After three years of often-heated negotiations, this week's decision by Commissioner Peter Newall largely reflects Acting Justice Peter Kite's interim decision from April last year (see Related Article), in which he varied the determination to "provide fair and reasonable conditions for owner-drivers and contractors".

Beginning April 15, the General Carriers Contract Determination (GCCD) - not modernised since 1984 - will now apply to 'contracts of carriage' defined in Chapter 6 of the state's Industrial Relations Act.

Previously applied only to certain Sydney-based and local-area delivery drivers, the determination's coverage has now been expanded to cover the busy corridors between Sydney and Wollongong and Sydney and Newcastle.
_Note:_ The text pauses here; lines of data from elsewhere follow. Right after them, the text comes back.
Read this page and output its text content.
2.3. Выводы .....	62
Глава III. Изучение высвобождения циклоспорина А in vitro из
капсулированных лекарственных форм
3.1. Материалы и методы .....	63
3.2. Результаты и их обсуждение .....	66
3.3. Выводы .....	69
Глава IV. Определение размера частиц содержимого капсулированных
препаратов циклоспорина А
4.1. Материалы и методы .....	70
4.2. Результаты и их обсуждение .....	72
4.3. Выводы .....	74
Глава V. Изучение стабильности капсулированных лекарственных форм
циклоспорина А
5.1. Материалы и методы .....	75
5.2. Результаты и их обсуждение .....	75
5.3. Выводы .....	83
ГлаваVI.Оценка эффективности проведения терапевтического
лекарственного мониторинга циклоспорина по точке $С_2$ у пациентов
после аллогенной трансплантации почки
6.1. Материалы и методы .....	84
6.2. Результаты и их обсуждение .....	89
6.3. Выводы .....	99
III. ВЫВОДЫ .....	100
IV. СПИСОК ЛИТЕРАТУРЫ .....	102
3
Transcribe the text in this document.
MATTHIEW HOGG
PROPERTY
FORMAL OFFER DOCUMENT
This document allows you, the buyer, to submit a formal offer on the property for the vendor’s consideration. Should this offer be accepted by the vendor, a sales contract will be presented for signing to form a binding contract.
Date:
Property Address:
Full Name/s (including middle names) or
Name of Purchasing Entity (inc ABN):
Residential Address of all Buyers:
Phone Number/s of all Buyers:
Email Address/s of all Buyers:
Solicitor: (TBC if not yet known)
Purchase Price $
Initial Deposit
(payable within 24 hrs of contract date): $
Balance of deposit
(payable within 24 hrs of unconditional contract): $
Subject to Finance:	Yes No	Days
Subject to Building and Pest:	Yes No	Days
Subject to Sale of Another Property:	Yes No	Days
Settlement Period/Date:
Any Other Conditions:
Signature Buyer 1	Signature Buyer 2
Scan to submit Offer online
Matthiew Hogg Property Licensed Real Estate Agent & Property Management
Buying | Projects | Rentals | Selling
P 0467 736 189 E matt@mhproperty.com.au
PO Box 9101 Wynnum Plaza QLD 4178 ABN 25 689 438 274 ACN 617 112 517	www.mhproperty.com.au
The GCCD also now includes refrigerated trucks, the ability for employees to negotiate guaranteed hours with employers and a 2.5% increase in rates across the board, to be phased in over a number of years from 2019.

TWU NSW branch secretary Richard Olsen described the decision as providing fair rates to allow drivers to maintain their vehicles, keep their businesses going and pay themselves a wage.

While noting employer group NatRoad "was the only group which did not come on board", Olsen characterised the decision as "an important backing by the entire industry for a system of fair rates and conditions for drivers".

"It will give owner-drivers the certainty they need about their future," he said.

According to Australian Road Transport Industrial Organisation NSW Branch secretary/treasurer Hugh McMaster, negotiations focussed on the development of a rates structure that reflected as closely as possible actual operating costs, how to phase in the new rates structure and the extent of the GCCD's geographic coverage.

"The approach of the parties to these negotiations won praise from the bench given the complexity of the task," said McMaster, who along with most other employer representatives reached a consent position with the TWU in December (see Related Article).

A key aspect of the consent position reached by ARTIO, Linfox, Toll, TNT, NSW Business Chamber, MBA and the TWU was that the GCCD did not extend to the whole of the state, as originally proposed by the TWU.

Instead, the determination's reach, largely confined to within 50km of Sydney and any journeys of the same length elsewhere in NSW, would be extended to cover much of the Newcastle-Sydney-Wollongong coastal strip, but only for outward journeys from the capital.

"Modest and conservative"

Responding to the decision, NatRoad assured its members that the new-look GCCD had undergone "modest", if overdue alterations.

NatRoad CEO Warren Clark said: "We know from recent experience how impractical and destructive applying rates for owner drivers can be.

"Interfering with the market and forcing set rates can potentially jeopardise the viability of the trucking industry."

NatRoad further told members that it had maintained its "long-held stance that owner-drivers should not be treated like mere employees but should be free to set their own competitive rates in accordance with market forces.  

"On NatRoad's urging, the NSW Industrial Relations Minister intervened in proceedings, helping to ensure the new determination was the best it could be in the circumstances.

"In handing down his decision, Commissioner Newall acknowledged that the increased scope of the new determination was modest and conservative, and provided fair and reasonable arrangements for both principal contractors and contract carriers, but windfalls for none."